There’re some system calls return failure regardless SA_RESTART is set or not. A special case is the sleep function, which is never restarted but the number of seconds remaining is returned instead of failure.
The detailed list of system calls that are restarted can found with “man 7 signal” command.
The Async-signal-safe Functions
When a signal is caught by a signal handler, the normal execution is temporarily interrupted by the signal handler. If the signal handler returns instead of terminating the process, the execution continues at where it is interrupted.

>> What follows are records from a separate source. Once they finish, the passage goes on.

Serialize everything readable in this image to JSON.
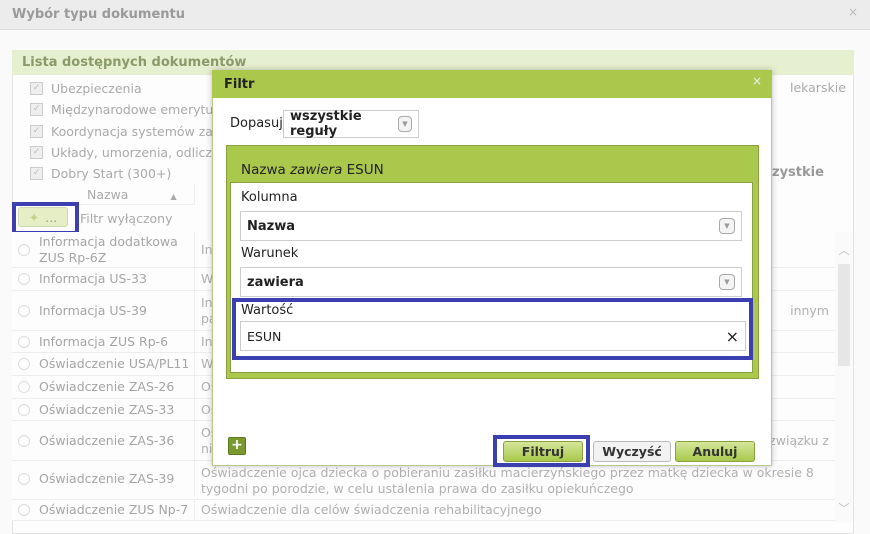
{
  "outer": {
    "title": "Wybór typu dokumentu",
    "close": "×"
  },
  "panel": {
    "title": "Lista dostępnych dokumentów",
    "categories": [
      "Ubezpieczenia",
      "Międzynarodowe emerytury,",
      "Koordynacja systemów zabe",
      "Układy, umorzenia, odliczen",
      "Dobry Start (300+)"
    ],
    "right_fragments": {
      "category": "lekarskie",
      "all": "zystkie"
    },
    "column_name": "Nazwa",
    "filter_button": "...",
    "filter_status": "Filtr wyłączony",
    "rows": [
      {
        "name": "Informacja dodatkowa ZUS Rp-6Z",
        "desc": "In",
        "desc_right": ""
      },
      {
        "name": "Informacja US-33",
        "desc": "W",
        "desc_right": ""
      },
      {
        "name": "Informacja US-39",
        "desc": "In pa",
        "desc_right": "innym"
      },
      {
        "name": "Informacja ZUS Rp-6",
        "desc": "In",
        "desc_right": ""
      },
      {
        "name": "Oświadczenie USA/PL11",
        "desc": "W",
        "desc_right": ""
      },
      {
        "name": "Oświadczenie ZAS-26",
        "desc": "Oś",
        "desc_right": ""
      },
      {
        "name": "Oświadczenie ZAS-33",
        "desc": "Oś",
        "desc_right": ""
      },
      {
        "name": "Oświadczenie ZAS-36",
        "desc": "Oś ni",
        "desc_right": "związku z"
      },
      {
        "name": "Oświadczenie ZAS-39",
        "desc": "Oświadczenie ojca dziecka o pobieraniu zasiłku macierzyńskiego przez matkę dziecka w okresie 8 tygodni po porodzie, w celu ustalenia prawa do zasiłku opiekuńczego",
        "desc_right": ""
      },
      {
        "name": "Oświadczenie ZUS Np-7",
        "desc": "Oświadczenie dla celów świadczenia rehabilitacyjnego",
        "desc_right": ""
      }
    ]
  },
  "filter": {
    "title": "Filtr",
    "close": "×",
    "match_label": "Dopasuj",
    "match_value": "wszystkie reguły",
    "rule": {
      "column": "Nazwa",
      "operator": "zawiera",
      "value": "ESUN"
    },
    "column_label": "Kolumna",
    "column_value": "Nazwa",
    "condition_label": "Warunek",
    "condition_value": "zawiera",
    "value_label": "Wartość",
    "value": "ESUN",
    "clear_icon": "×",
    "add": "+",
    "buttons": {
      "filter": "Filtruj",
      "clear": "Wyczyść",
      "cancel": "Anuluj"
    }
  },
  "colors": {
    "accent": "#a9c84c",
    "highlight": "#3b3fb0"
  }
}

Special attention needs to be paid for functions inside signal handler because we don’t want signal handler code to interfere with other code.

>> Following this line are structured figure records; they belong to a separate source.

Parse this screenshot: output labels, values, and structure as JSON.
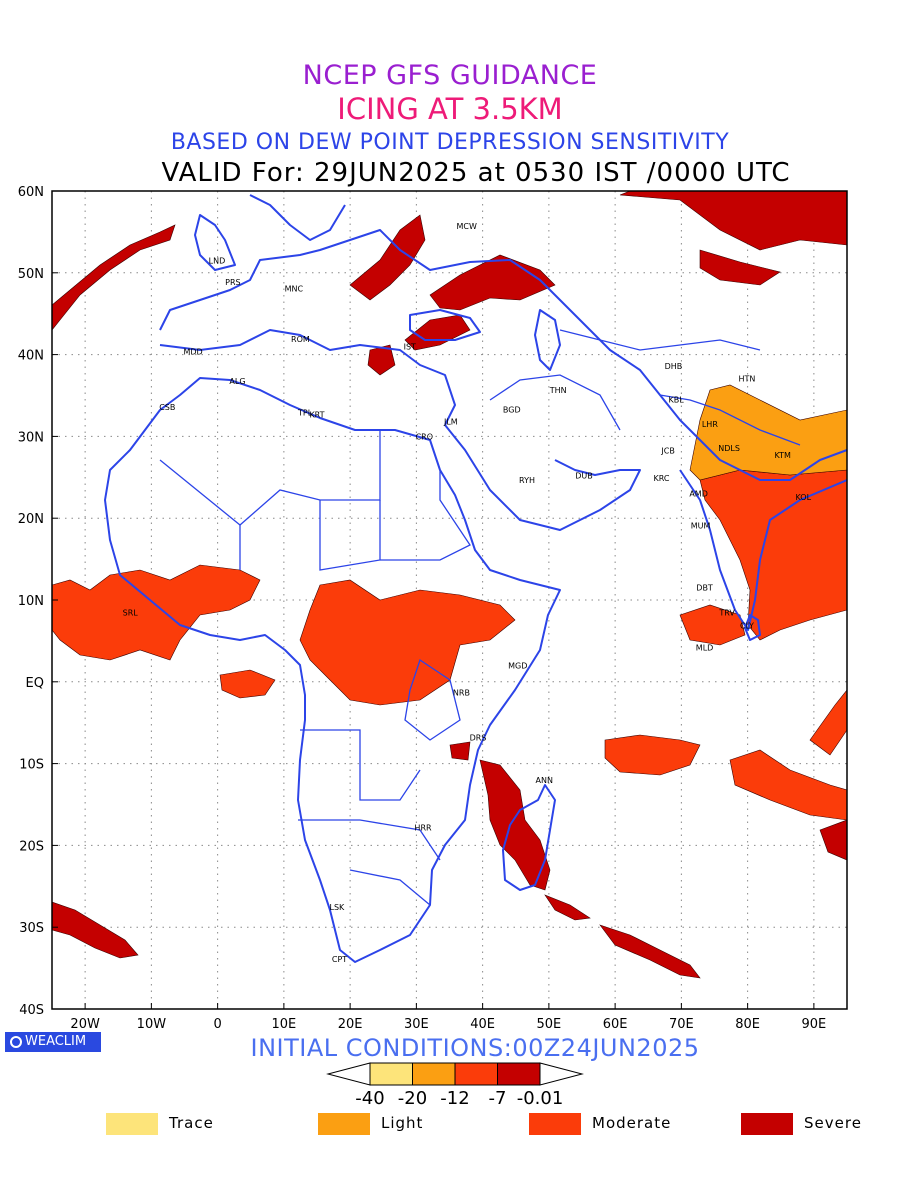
{
  "titles": {
    "line1": "NCEP GFS GUIDANCE",
    "line2": "ICING AT 3.5KM",
    "line3": "BASED ON DEW POINT DEPRESSION SENSITIVITY",
    "line4": "VALID For: 29JUN2025 at 0530 IST /0000 UTC"
  },
  "map": {
    "lon_range": [
      -25,
      95
    ],
    "lat_range": [
      -40,
      60
    ],
    "lat_ticks": [
      {
        "v": 60,
        "label": "60N"
      },
      {
        "v": 50,
        "label": "50N"
      },
      {
        "v": 40,
        "label": "40N"
      },
      {
        "v": 30,
        "label": "30N"
      },
      {
        "v": 20,
        "label": "20N"
      },
      {
        "v": 10,
        "label": "10N"
      },
      {
        "v": 0,
        "label": "EQ"
      },
      {
        "v": -10,
        "label": "10S"
      },
      {
        "v": -20,
        "label": "20S"
      },
      {
        "v": -30,
        "label": "30S"
      },
      {
        "v": -40,
        "label": "40S"
      }
    ],
    "lon_ticks": [
      {
        "v": -20,
        "label": "20W"
      },
      {
        "v": -10,
        "label": "10W"
      },
      {
        "v": 0,
        "label": "0"
      },
      {
        "v": 10,
        "label": "10E"
      },
      {
        "v": 20,
        "label": "20E"
      },
      {
        "v": 30,
        "label": "30E"
      },
      {
        "v": 40,
        "label": "40E"
      },
      {
        "v": 50,
        "label": "50E"
      },
      {
        "v": 60,
        "label": "60E"
      },
      {
        "v": 70,
        "label": "70E"
      },
      {
        "v": 80,
        "label": "80E"
      },
      {
        "v": 90,
        "label": "90E"
      }
    ],
    "gridlines": true,
    "coast_color": "#2c44e8",
    "cities": [
      {
        "name": "MCW",
        "lon": 37.6,
        "lat": 55.7
      },
      {
        "name": "LND",
        "lon": -0.1,
        "lat": 51.5
      },
      {
        "name": "PRS",
        "lon": 2.3,
        "lat": 48.9
      },
      {
        "name": "MNC",
        "lon": 11.5,
        "lat": 48.1
      },
      {
        "name": "ROM",
        "lon": 12.5,
        "lat": 41.9
      },
      {
        "name": "IST",
        "lon": 29.0,
        "lat": 41.0
      },
      {
        "name": "MDD",
        "lon": -3.7,
        "lat": 40.4
      },
      {
        "name": "ALG",
        "lon": 3.0,
        "lat": 36.8
      },
      {
        "name": "CSB",
        "lon": -7.6,
        "lat": 33.6
      },
      {
        "name": "TPL",
        "lon": 13.2,
        "lat": 32.9
      },
      {
        "name": "KRT",
        "lon": 15.0,
        "lat": 32.7
      },
      {
        "name": "JLM",
        "lon": 35.2,
        "lat": 31.8
      },
      {
        "name": "CRO",
        "lon": 31.2,
        "lat": 30.0
      },
      {
        "name": "BGD",
        "lon": 44.4,
        "lat": 33.3
      },
      {
        "name": "THN",
        "lon": 51.4,
        "lat": 35.7
      },
      {
        "name": "RYH",
        "lon": 46.7,
        "lat": 24.7
      },
      {
        "name": "DUB",
        "lon": 55.3,
        "lat": 25.2
      },
      {
        "name": "DHB",
        "lon": 68.8,
        "lat": 38.6
      },
      {
        "name": "HTN",
        "lon": 79.9,
        "lat": 37.1
      },
      {
        "name": "KBL",
        "lon": 69.2,
        "lat": 34.5
      },
      {
        "name": "LHR",
        "lon": 74.3,
        "lat": 31.5
      },
      {
        "name": "NDLS",
        "lon": 77.2,
        "lat": 28.6
      },
      {
        "name": "JCB",
        "lon": 68.0,
        "lat": 28.3
      },
      {
        "name": "KTM",
        "lon": 85.3,
        "lat": 27.7
      },
      {
        "name": "KRC",
        "lon": 67.0,
        "lat": 24.9
      },
      {
        "name": "AMD",
        "lon": 72.6,
        "lat": 23.0
      },
      {
        "name": "KOL",
        "lon": 88.4,
        "lat": 22.6
      },
      {
        "name": "MUM",
        "lon": 72.9,
        "lat": 19.1
      },
      {
        "name": "DBT",
        "lon": 73.5,
        "lat": 11.5
      },
      {
        "name": "CLY",
        "lon": 79.9,
        "lat": 6.9
      },
      {
        "name": "TRV",
        "lon": 76.9,
        "lat": 8.5
      },
      {
        "name": "MLD",
        "lon": 73.5,
        "lat": 4.2
      },
      {
        "name": "SRL",
        "lon": -13.2,
        "lat": 8.5
      },
      {
        "name": "MGD",
        "lon": 45.3,
        "lat": 2.0
      },
      {
        "name": "NRB",
        "lon": 36.8,
        "lat": -1.3
      },
      {
        "name": "DRS",
        "lon": 39.3,
        "lat": -6.8
      },
      {
        "name": "ANN",
        "lon": 49.3,
        "lat": -12.0
      },
      {
        "name": "HRR",
        "lon": 31.0,
        "lat": -17.8
      },
      {
        "name": "LSK",
        "lon": 18.0,
        "lat": -27.5
      },
      {
        "name": "CPT",
        "lon": 18.4,
        "lat": -33.9
      }
    ]
  },
  "initial_conditions": "INITIAL CONDITIONS:00Z24JUN2025",
  "colorbar": {
    "labels": [
      "-40",
      "-20",
      "-12",
      "-7",
      "-0.01"
    ],
    "colors": [
      "#fde47a",
      "#fb9f12",
      "#fb3c0a",
      "#c40000"
    ]
  },
  "legend": [
    {
      "label": "Trace",
      "color": "#fde47a"
    },
    {
      "label": "Light",
      "color": "#fb9f12"
    },
    {
      "label": "Moderate",
      "color": "#fb3c0a"
    },
    {
      "label": "Severe",
      "color": "#c40000"
    }
  ],
  "watermark": "WEACLIM"
}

A bad example of this is the signal handler changes the global static variable which is used by the code after the handler.
POSIX standard defines a list of safe functions which can be called inside the signal handler, the detailed list can be obtained with “man 7 signal”.

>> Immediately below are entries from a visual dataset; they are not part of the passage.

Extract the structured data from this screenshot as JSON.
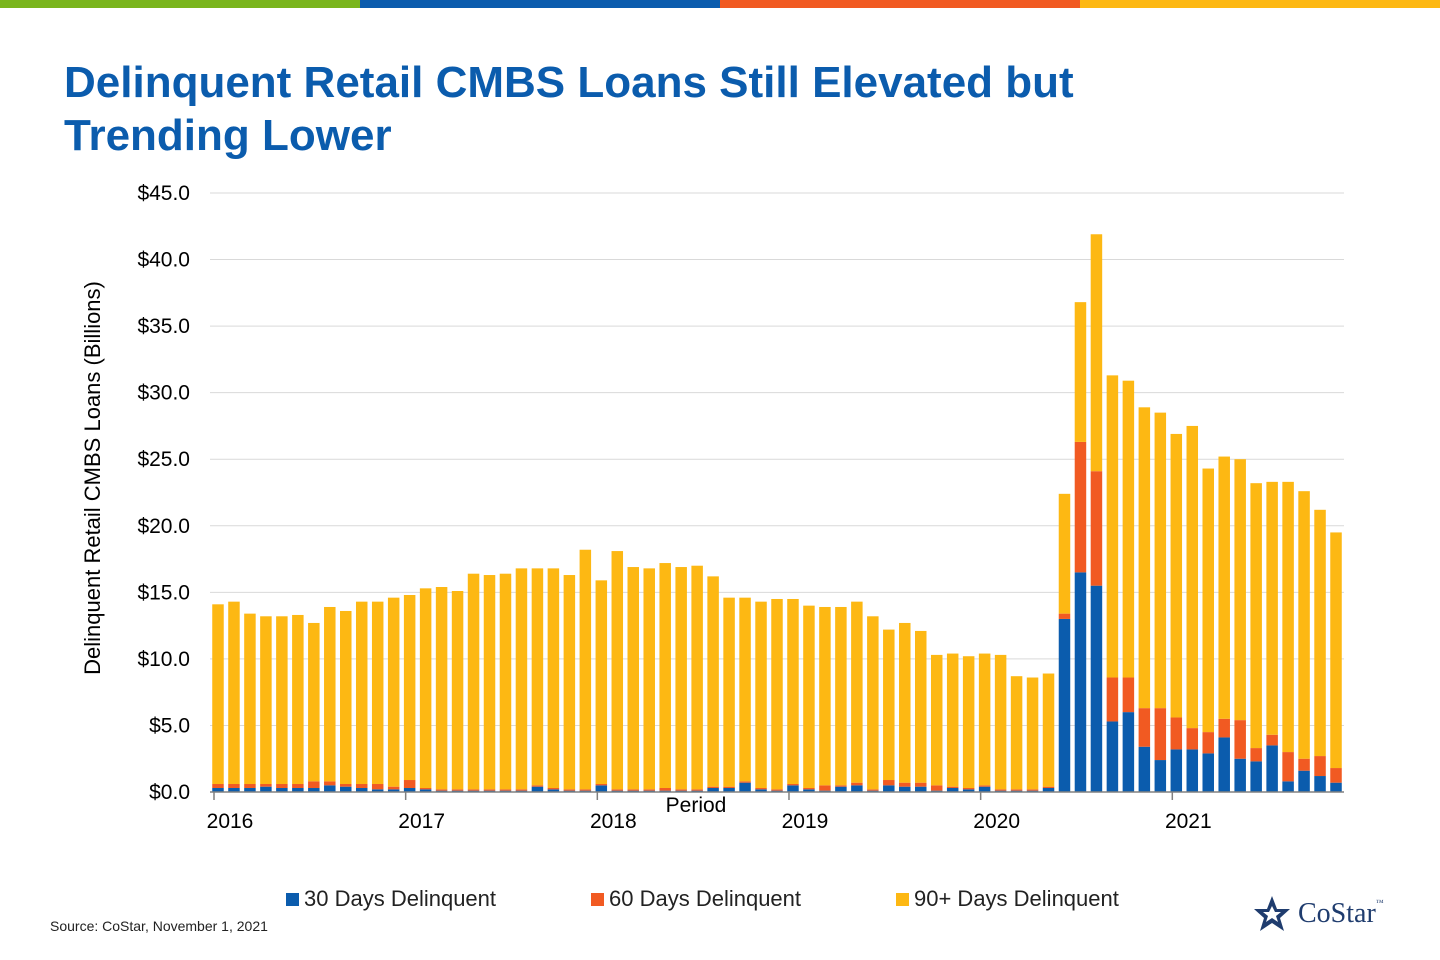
{
  "brand_bar_colors": [
    "#7AB51D",
    "#0B5CAD",
    "#F15A22",
    "#FDB813"
  ],
  "title": {
    "line1": "Delinquent Retail CMBS Loans Still Elevated but",
    "line2": "Trending Lower"
  },
  "source": "Source: CoStar, November 1, 2021",
  "logo": {
    "text": "CoStar",
    "tm": "™",
    "icon": "costar-star-icon"
  },
  "chart_data": {
    "type": "bar",
    "stacked": true,
    "ylabel": "Delinquent Retail CMBS Loans (Billions)",
    "xlabel": "Period",
    "ylim": [
      0,
      45
    ],
    "yticks": [
      {
        "value": 0,
        "label": "$0.0"
      },
      {
        "value": 5,
        "label": "$5.0"
      },
      {
        "value": 10,
        "label": "$10.0"
      },
      {
        "value": 15,
        "label": "$15.0"
      },
      {
        "value": 20,
        "label": "$20.0"
      },
      {
        "value": 25,
        "label": "$25.0"
      },
      {
        "value": 30,
        "label": "$30.0"
      },
      {
        "value": 35,
        "label": "$35.0"
      },
      {
        "value": 40,
        "label": "$40.0"
      },
      {
        "value": 45,
        "label": "$45.0"
      }
    ],
    "grid": true,
    "legend_position": "bottom",
    "x_start": "2016-01",
    "year_labels": [
      {
        "month_index": 0,
        "label": "2016"
      },
      {
        "month_index": 12,
        "label": "2017"
      },
      {
        "month_index": 24,
        "label": "2018"
      },
      {
        "month_index": 36,
        "label": "2019"
      },
      {
        "month_index": 48,
        "label": "2020"
      },
      {
        "month_index": 60,
        "label": "2021"
      }
    ],
    "series": [
      {
        "name": "30 Days Delinquent",
        "color": "#0B5CAD",
        "values": [
          0.3,
          0.3,
          0.3,
          0.4,
          0.3,
          0.3,
          0.3,
          0.5,
          0.4,
          0.3,
          0.2,
          0.2,
          0.3,
          0.2,
          0.1,
          0.1,
          0.1,
          0.1,
          0.1,
          0.1,
          0.4,
          0.2,
          0.1,
          0.1,
          0.5,
          0.1,
          0.1,
          0.1,
          0.1,
          0.1,
          0.1,
          0.3,
          0.3,
          0.7,
          0.2,
          0.1,
          0.5,
          0.2,
          0.1,
          0.4,
          0.5,
          0.1,
          0.5,
          0.4,
          0.4,
          0.1,
          0.3,
          0.2,
          0.4,
          0.1,
          0.1,
          0.1,
          0.3,
          13.0,
          16.5,
          15.5,
          5.3,
          6.0,
          3.4,
          2.4,
          3.2,
          3.2,
          2.9,
          4.1,
          2.5,
          2.3,
          3.5,
          0.8,
          1.6,
          1.2,
          0.7
        ]
      },
      {
        "name": "60 Days Delinquent",
        "color": "#F15A22",
        "values": [
          0.3,
          0.3,
          0.3,
          0.2,
          0.3,
          0.3,
          0.5,
          0.3,
          0.2,
          0.3,
          0.4,
          0.2,
          0.6,
          0.1,
          0.1,
          0.1,
          0.1,
          0.1,
          0.1,
          0.1,
          0.1,
          0.1,
          0.1,
          0.1,
          0.1,
          0.1,
          0.1,
          0.1,
          0.2,
          0.1,
          0.1,
          0.1,
          0.1,
          0.1,
          0.1,
          0.1,
          0.1,
          0.1,
          0.4,
          0.1,
          0.2,
          0.1,
          0.4,
          0.3,
          0.3,
          0.4,
          0.1,
          0.1,
          0.1,
          0.1,
          0.1,
          0.1,
          0.1,
          0.4,
          9.8,
          8.6,
          3.3,
          2.6,
          2.9,
          3.9,
          2.4,
          1.6,
          1.6,
          1.4,
          2.9,
          1.0,
          0.8,
          2.2,
          0.9,
          1.5,
          1.1
        ]
      },
      {
        "name": "90+ Days Delinquent",
        "color": "#FDB813",
        "values": [
          13.5,
          13.7,
          12.8,
          12.6,
          12.6,
          12.7,
          11.9,
          13.1,
          13.0,
          13.7,
          13.7,
          14.2,
          13.9,
          15.0,
          15.2,
          14.9,
          16.2,
          16.1,
          16.2,
          16.6,
          16.3,
          16.5,
          16.1,
          18.0,
          15.3,
          17.9,
          16.7,
          16.6,
          16.9,
          16.7,
          16.8,
          15.8,
          14.2,
          13.8,
          14.0,
          14.3,
          13.9,
          13.7,
          13.4,
          13.4,
          13.6,
          13.0,
          11.3,
          12.0,
          11.4,
          9.8,
          10.0,
          9.9,
          9.9,
          10.1,
          8.5,
          8.4,
          8.5,
          9.0,
          10.5,
          17.8,
          22.7,
          22.3,
          22.6,
          22.2,
          21.3,
          22.7,
          19.8,
          19.7,
          19.6,
          19.9,
          19.0,
          20.3,
          20.1,
          18.5,
          17.7
        ]
      }
    ]
  }
}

Note that in the example above, we called printf() function inside the signal handler, which is actually not safe. If the signal is caught when we are calling printf inside the main function, the results may be unexpected.
References:
1. The Linux Signals Handling Model: http://www.linuxjournal.com/article/3985
2. Linux Signals for the Application Programmer: http://www.linuxjournal.com/article/6483
3. Linux sigaction man page.
4. Linux signal man page (man 7 signal).
5. Advaned Programming in the UNIX environment